Cada utilizador é representado por um avatar e pode interagir com outros avatares e objectos virtuais livremente, sendo necessário estabelecer canais de comunicação com o objecto em questão.
Na criação destes canais é necessário ter em conta diversos factores, nomeadamente, informação a ser transmitida, largura de banda, tipologia de rede, normas e regras de comunicação, segurança de dados, etc... Algo que só uma equipa multidisciplinar, especializada, qualificada e muito organizada poderá responder.
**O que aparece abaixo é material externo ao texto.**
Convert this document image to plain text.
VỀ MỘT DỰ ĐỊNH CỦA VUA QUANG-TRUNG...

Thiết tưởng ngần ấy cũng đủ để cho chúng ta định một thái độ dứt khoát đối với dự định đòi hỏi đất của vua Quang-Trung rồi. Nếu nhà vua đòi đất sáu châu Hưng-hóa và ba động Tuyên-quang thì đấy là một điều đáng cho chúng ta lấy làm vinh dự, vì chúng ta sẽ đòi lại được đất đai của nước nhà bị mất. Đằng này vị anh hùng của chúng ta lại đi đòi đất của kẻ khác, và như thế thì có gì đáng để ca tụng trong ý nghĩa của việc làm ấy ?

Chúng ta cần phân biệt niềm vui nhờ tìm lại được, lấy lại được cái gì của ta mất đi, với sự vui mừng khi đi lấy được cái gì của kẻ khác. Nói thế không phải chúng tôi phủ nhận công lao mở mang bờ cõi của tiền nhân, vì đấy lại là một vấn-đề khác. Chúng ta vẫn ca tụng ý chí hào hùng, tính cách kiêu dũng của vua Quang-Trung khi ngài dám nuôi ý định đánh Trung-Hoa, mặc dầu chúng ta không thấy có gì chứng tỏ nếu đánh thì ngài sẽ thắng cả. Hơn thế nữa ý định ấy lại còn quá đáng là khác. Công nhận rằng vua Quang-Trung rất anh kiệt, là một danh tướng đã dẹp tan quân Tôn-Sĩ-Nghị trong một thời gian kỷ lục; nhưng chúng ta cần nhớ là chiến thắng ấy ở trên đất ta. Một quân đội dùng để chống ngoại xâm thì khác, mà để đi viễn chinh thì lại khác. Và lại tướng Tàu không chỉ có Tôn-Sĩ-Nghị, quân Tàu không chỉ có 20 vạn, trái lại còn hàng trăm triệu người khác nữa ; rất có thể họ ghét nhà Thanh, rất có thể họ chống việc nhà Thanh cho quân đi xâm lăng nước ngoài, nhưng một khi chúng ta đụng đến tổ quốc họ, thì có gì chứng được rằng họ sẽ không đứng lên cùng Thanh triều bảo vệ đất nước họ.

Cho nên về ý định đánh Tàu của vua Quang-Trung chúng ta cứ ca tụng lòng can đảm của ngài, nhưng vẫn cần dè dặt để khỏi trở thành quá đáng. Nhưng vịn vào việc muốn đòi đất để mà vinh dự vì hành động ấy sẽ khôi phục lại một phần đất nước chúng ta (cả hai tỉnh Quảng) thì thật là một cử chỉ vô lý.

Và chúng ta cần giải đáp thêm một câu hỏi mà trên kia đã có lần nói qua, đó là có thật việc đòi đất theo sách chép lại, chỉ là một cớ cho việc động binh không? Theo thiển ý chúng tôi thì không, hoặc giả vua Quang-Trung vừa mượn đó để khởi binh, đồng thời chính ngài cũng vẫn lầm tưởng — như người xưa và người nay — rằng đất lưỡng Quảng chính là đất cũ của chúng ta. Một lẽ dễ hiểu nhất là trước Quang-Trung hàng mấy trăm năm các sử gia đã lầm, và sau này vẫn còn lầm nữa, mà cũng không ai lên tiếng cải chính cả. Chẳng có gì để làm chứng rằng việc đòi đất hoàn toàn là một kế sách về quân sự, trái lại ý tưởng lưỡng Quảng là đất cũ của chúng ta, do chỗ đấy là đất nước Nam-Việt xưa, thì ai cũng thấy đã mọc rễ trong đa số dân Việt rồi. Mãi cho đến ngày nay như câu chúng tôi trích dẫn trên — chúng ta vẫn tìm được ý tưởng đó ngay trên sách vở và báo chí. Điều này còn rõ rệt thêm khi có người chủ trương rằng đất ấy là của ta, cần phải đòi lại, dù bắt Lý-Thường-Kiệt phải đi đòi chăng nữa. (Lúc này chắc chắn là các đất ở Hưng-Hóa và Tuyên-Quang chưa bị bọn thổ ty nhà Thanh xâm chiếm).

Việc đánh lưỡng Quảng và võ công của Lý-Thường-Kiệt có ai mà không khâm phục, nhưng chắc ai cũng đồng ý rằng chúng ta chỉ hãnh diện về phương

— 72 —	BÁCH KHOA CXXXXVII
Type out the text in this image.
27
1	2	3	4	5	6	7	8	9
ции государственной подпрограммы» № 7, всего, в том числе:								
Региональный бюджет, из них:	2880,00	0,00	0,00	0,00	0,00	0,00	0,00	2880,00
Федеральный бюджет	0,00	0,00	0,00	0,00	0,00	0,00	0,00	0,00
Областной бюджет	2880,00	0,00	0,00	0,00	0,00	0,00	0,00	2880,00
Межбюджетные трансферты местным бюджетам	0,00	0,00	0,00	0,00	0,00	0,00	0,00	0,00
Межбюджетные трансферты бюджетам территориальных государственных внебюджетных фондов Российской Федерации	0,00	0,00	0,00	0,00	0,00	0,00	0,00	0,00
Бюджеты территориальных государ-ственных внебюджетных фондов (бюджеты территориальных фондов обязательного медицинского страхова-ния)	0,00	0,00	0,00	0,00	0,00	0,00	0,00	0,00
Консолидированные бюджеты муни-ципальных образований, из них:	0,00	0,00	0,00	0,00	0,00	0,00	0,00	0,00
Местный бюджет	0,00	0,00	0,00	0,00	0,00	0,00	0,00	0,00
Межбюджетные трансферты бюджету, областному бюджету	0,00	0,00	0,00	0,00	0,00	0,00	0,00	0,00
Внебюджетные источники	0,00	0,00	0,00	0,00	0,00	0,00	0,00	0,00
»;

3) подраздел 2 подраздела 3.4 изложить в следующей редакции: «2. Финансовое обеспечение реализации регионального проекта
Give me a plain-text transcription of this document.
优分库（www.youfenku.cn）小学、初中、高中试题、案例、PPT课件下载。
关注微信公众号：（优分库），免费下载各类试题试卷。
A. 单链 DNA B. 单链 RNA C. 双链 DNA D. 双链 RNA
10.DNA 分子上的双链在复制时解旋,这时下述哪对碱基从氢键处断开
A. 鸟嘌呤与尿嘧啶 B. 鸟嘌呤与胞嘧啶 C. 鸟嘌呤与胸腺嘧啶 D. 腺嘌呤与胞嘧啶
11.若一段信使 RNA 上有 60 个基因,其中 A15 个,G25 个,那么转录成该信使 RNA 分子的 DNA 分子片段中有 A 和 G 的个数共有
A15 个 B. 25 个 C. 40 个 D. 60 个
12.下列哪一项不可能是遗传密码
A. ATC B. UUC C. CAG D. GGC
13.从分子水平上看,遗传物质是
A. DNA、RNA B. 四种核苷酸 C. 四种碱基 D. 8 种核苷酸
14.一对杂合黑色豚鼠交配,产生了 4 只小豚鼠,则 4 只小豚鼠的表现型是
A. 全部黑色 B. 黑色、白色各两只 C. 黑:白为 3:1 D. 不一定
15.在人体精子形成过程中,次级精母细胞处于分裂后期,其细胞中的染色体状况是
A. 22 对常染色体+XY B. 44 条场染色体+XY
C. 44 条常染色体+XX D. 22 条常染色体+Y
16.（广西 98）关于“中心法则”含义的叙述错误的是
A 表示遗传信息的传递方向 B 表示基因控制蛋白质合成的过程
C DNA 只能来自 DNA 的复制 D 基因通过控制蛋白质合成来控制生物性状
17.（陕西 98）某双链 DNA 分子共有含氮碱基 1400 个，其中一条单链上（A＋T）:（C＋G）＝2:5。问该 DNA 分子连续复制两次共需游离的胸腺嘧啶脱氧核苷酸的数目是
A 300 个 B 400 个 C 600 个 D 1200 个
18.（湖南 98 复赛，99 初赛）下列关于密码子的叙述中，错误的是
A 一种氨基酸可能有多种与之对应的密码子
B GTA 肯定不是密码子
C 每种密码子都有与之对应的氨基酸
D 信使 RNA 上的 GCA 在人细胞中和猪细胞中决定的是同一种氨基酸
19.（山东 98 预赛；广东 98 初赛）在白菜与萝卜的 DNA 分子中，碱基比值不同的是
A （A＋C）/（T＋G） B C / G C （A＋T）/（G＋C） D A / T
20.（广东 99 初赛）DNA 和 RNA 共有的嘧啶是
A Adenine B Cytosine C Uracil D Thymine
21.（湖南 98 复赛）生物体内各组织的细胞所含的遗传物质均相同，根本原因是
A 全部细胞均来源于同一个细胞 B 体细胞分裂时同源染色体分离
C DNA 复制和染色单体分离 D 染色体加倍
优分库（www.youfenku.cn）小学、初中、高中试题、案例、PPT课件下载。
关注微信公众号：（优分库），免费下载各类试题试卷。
De facto, o desenvolvimento de software evoluiu bastante nos últimos anos, tendo a distribuição digital catapultado o número de pessoas que mais facilmente poderiam aceder ao jogo. De acordo com Keil e Carmel (1995) e Sawye (2000) o desenvolvimento de software com capacidade de portabilidade é muito diferente do tradicional desenvolvimento para um determinado sistema operativo, sendo mais fácil obter dados relativamente à partilha e satisfação bem como do retorno de investimento.
O utilizador toma um papel mais activo e estreita as barreiras e distâncias entre desenvolvedores e consumidores através de fóruns online, mensagens via email, sistemas de report de erros, tracking das actividades do jogador, etc. Holmstrom (2004) no seu estudo de desenvolvimento de jogos aponta que o facto de se envolver o consumidor leva ao que a autora denomina por "community use model", ou seja, o processo de construção de conhecimento através das comunidades. Em suma, o conhecimento é construído pelos utilizadores e usado pelo desenvolvedores com vista a melhorar o sistema.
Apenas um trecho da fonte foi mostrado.